For a different kind of museum experience, head to the southern tip of Ueno Park to check out the Shitamachi Museum, which is all about the history and culture of Tokyo’s Shitamachi area, shining a light on the lives of normal people living in the city. Whether your tastes tend towards art, history, or science, there’s a museum in Ueno for you!
⑤ Eat, Drink, and Be Merry Under the Train Tracks
After a full day enjoying the park, the zoo, the museums, and the market, Ueno is an ideal place for a cold drink and a bite to eat.
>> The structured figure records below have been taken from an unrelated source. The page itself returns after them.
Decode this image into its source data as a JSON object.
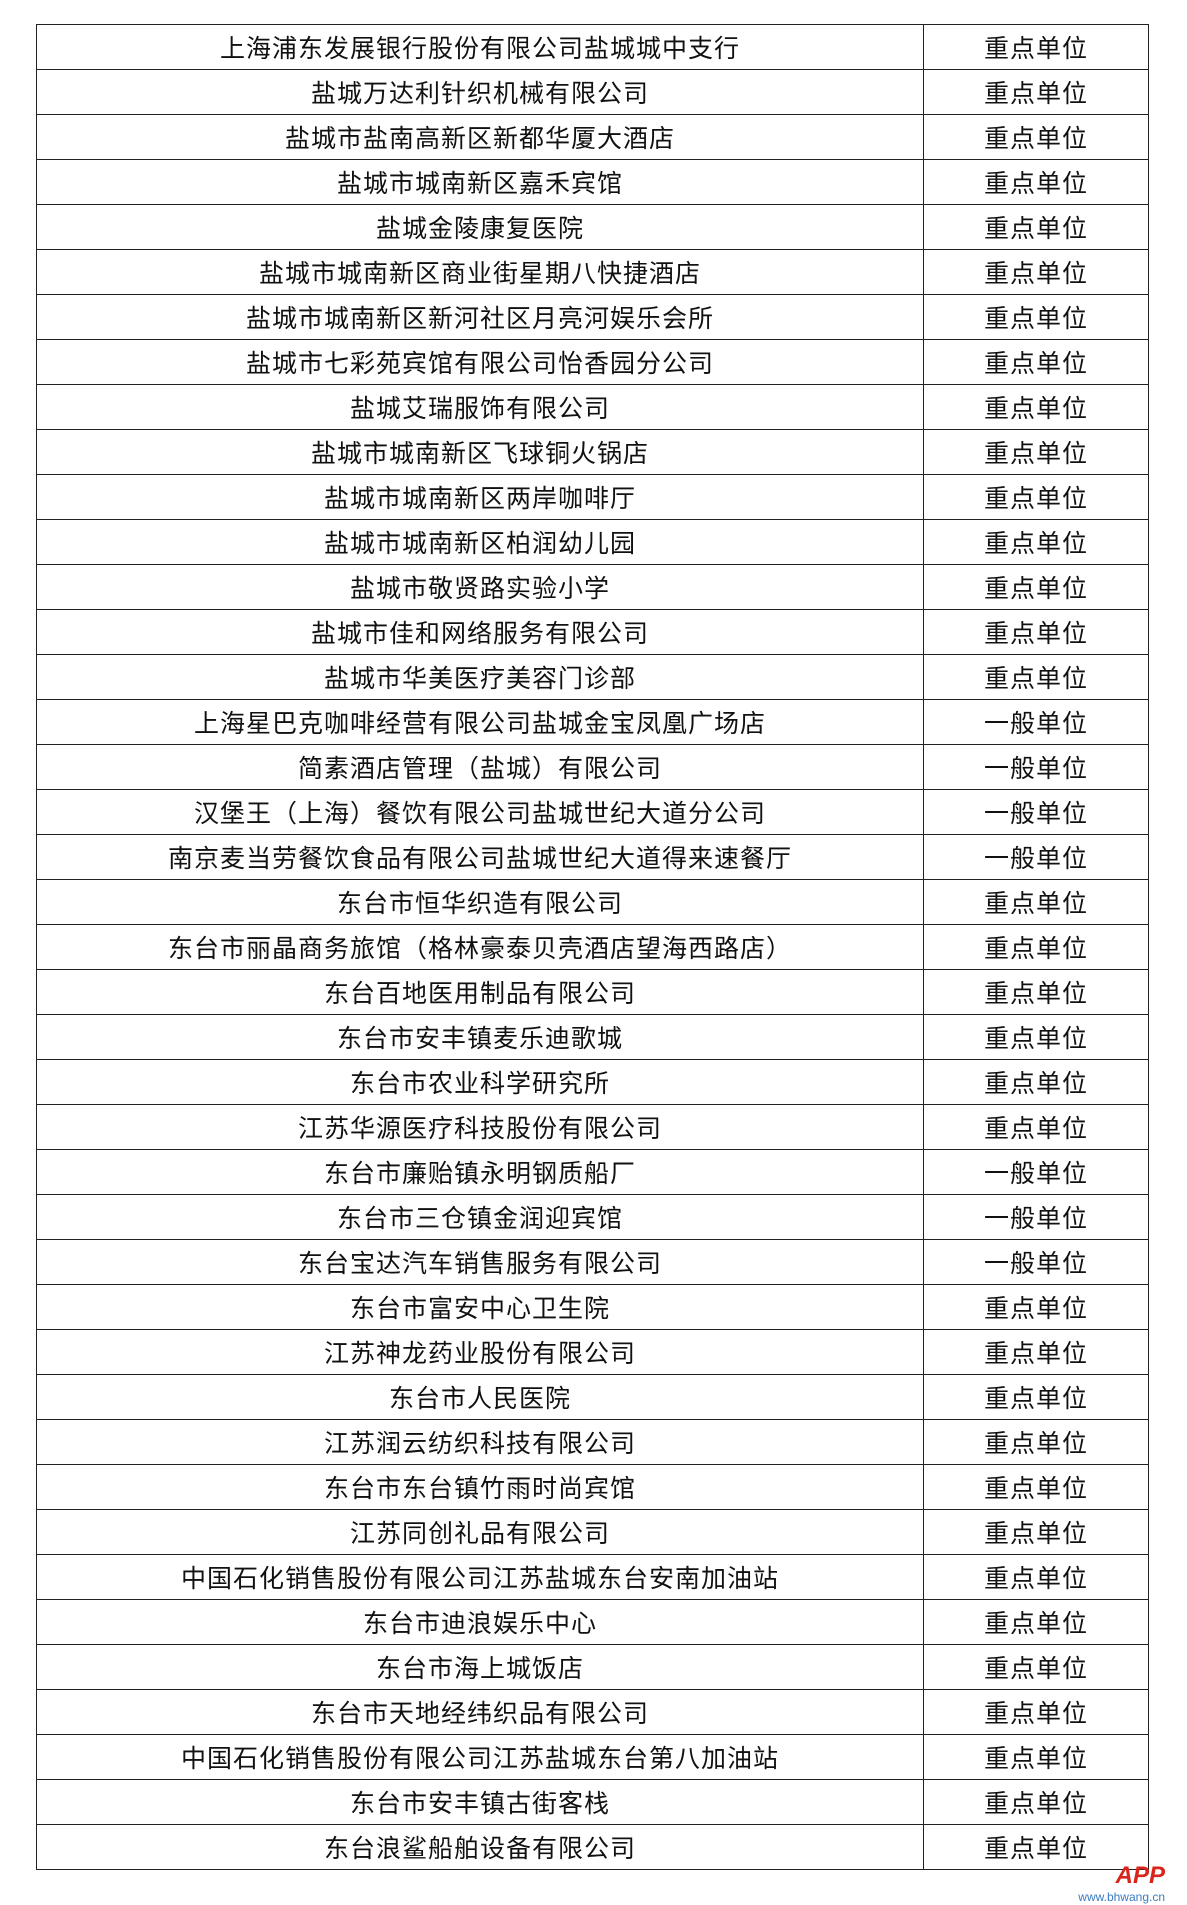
{
  "table": {
    "rows": [
      [
        "上海浦东发展银行股份有限公司盐城城中支行",
        "重点单位"
      ],
      [
        "盐城万达利针织机械有限公司",
        "重点单位"
      ],
      [
        "盐城市盐南高新区新都华厦大酒店",
        "重点单位"
      ],
      [
        "盐城市城南新区嘉禾宾馆",
        "重点单位"
      ],
      [
        "盐城金陵康复医院",
        "重点单位"
      ],
      [
        "盐城市城南新区商业街星期八快捷酒店",
        "重点单位"
      ],
      [
        "盐城市城南新区新河社区月亮河娱乐会所",
        "重点单位"
      ],
      [
        "盐城市七彩苑宾馆有限公司怡香园分公司",
        "重点单位"
      ],
      [
        "盐城艾瑞服饰有限公司",
        "重点单位"
      ],
      [
        "盐城市城南新区飞球铜火锅店",
        "重点单位"
      ],
      [
        "盐城市城南新区两岸咖啡厅",
        "重点单位"
      ],
      [
        "盐城市城南新区柏润幼儿园",
        "重点单位"
      ],
      [
        "盐城市敬贤路实验小学",
        "重点单位"
      ],
      [
        "盐城市佳和网络服务有限公司",
        "重点单位"
      ],
      [
        "盐城市华美医疗美容门诊部",
        "重点单位"
      ],
      [
        "上海星巴克咖啡经营有限公司盐城金宝凤凰广场店",
        "一般单位"
      ],
      [
        "简素酒店管理（盐城）有限公司",
        "一般单位"
      ],
      [
        "汉堡王（上海）餐饮有限公司盐城世纪大道分公司",
        "一般单位"
      ],
      [
        "南京麦当劳餐饮食品有限公司盐城世纪大道得来速餐厅",
        "一般单位"
      ],
      [
        "东台市恒华织造有限公司",
        "重点单位"
      ],
      [
        "东台市丽晶商务旅馆（格林豪泰贝壳酒店望海西路店）",
        "重点单位"
      ],
      [
        "东台百地医用制品有限公司",
        "重点单位"
      ],
      [
        "东台市安丰镇麦乐迪歌城",
        "重点单位"
      ],
      [
        "东台市农业科学研究所",
        "重点单位"
      ],
      [
        "江苏华源医疗科技股份有限公司",
        "重点单位"
      ],
      [
        "东台市廉贻镇永明钢质船厂",
        "一般单位"
      ],
      [
        "东台市三仓镇金润迎宾馆",
        "一般单位"
      ],
      [
        "东台宝达汽车销售服务有限公司",
        "一般单位"
      ],
      [
        "东台市富安中心卫生院",
        "重点单位"
      ],
      [
        "江苏神龙药业股份有限公司",
        "重点单位"
      ],
      [
        "东台市人民医院",
        "重点单位"
      ],
      [
        "江苏润云纺织科技有限公司",
        "重点单位"
      ],
      [
        "东台市东台镇竹雨时尚宾馆",
        "重点单位"
      ],
      [
        "江苏同创礼品有限公司",
        "重点单位"
      ],
      [
        "中国石化销售股份有限公司江苏盐城东台安南加油站",
        "重点单位"
      ],
      [
        "东台市迪浪娱乐中心",
        "重点单位"
      ],
      [
        "东台市海上城饭店",
        "重点单位"
      ],
      [
        "东台市天地经纬织品有限公司",
        "重点单位"
      ],
      [
        "中国石化销售股份有限公司江苏盐城东台第八加油站",
        "重点单位"
      ],
      [
        "东台市安丰镇古街客栈",
        "重点单位"
      ],
      [
        "东台浪鲨船舶设备有限公司",
        "重点单位"
      ]
    ]
  },
  "watermark": {
    "brand": "APP",
    "url": "www.bhwang.cn"
  }
}
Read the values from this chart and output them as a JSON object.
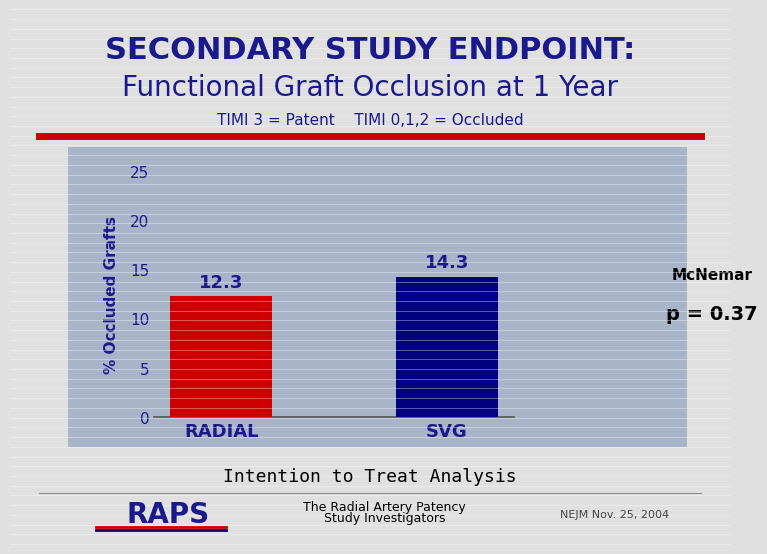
{
  "title_line1": "SECONDARY STUDY ENDPOINT:",
  "title_line2": "Functional Graft Occlusion at 1 Year",
  "subtitle": "TIMI 3 = Patent    TIMI 0,1,2 = Occluded",
  "categories": [
    "RADIAL",
    "SVG"
  ],
  "values": [
    12.3,
    14.3
  ],
  "bar_colors": [
    "#cc0000",
    "#000080"
  ],
  "ylabel": "% Occluded Grafts",
  "ylim": [
    0,
    25
  ],
  "yticks": [
    0,
    5,
    10,
    15,
    20,
    25
  ],
  "chart_bg": "#a8b4c8",
  "slide_bg": "#e0e0e0",
  "red_line_color": "#cc0000",
  "annotation_label": "McNemar",
  "annotation_value": "p = 0.37",
  "footer_text": "Intention to Treat Analysis",
  "footer_right": "NEJM Nov. 25, 2004",
  "title_color": "#1a1a8c",
  "subtitle_color": "#1a1a8c",
  "category_color": "#1a1a8c",
  "ylabel_color": "#1a1a8c",
  "ytick_color": "#1a1a8c",
  "value_label_color": "#1a1a8c"
}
The area is known for casual nightlife, and on top of the many shops and stalls along Ameyoko, there are quite a few restaurants, bars, and izakaya crowded into the criss-cross of alleys. Head under the train tracks for local favorites, serving yakitori and other hearty otsumami (“drinking snacks”) to go with draft beer and whisky highballs, and flimsy seating spilling out the door onto the path out front. Or explore the side streets for quieter spots, family-friendly restaurants, and a couple of more high-brow bars serving fancy cocktails.
Ueno’s past has shaped it in unique ways, leaving a history-filled park studded with cherry blossoms, museums, and a famous zoo, just across the street from a bright postwar marketplace with lively bars and eateries. It’s an easy spot to while the time away, but for anyone looking to see as much of Tokyo as they can in a limited amount of time, Ueno is also quite conveniently located. To the east, the Asakusa area and its famous Sensoji Temple are just a 5-minute subway ride (or 30-minute walk) away, and from Asakusa the towering Tokyo Skytree is easily accessible. To the west, the Yanesen area has become increasingly popular among young travelers in recent years thanks to a number of trendy new shops, restaurants, and cafes, alongside the enduring retro-cool of the Yanaka Ginza shopping street. Finally, just 3 minutes on the train or 20 minutes on foot heading south, you’ll find Tokyo’s center for arcades, anime goods, technology, and all things nerdy: Akihabara. With so much to see in the area, you might end up spending much more than a day in and around Ueno!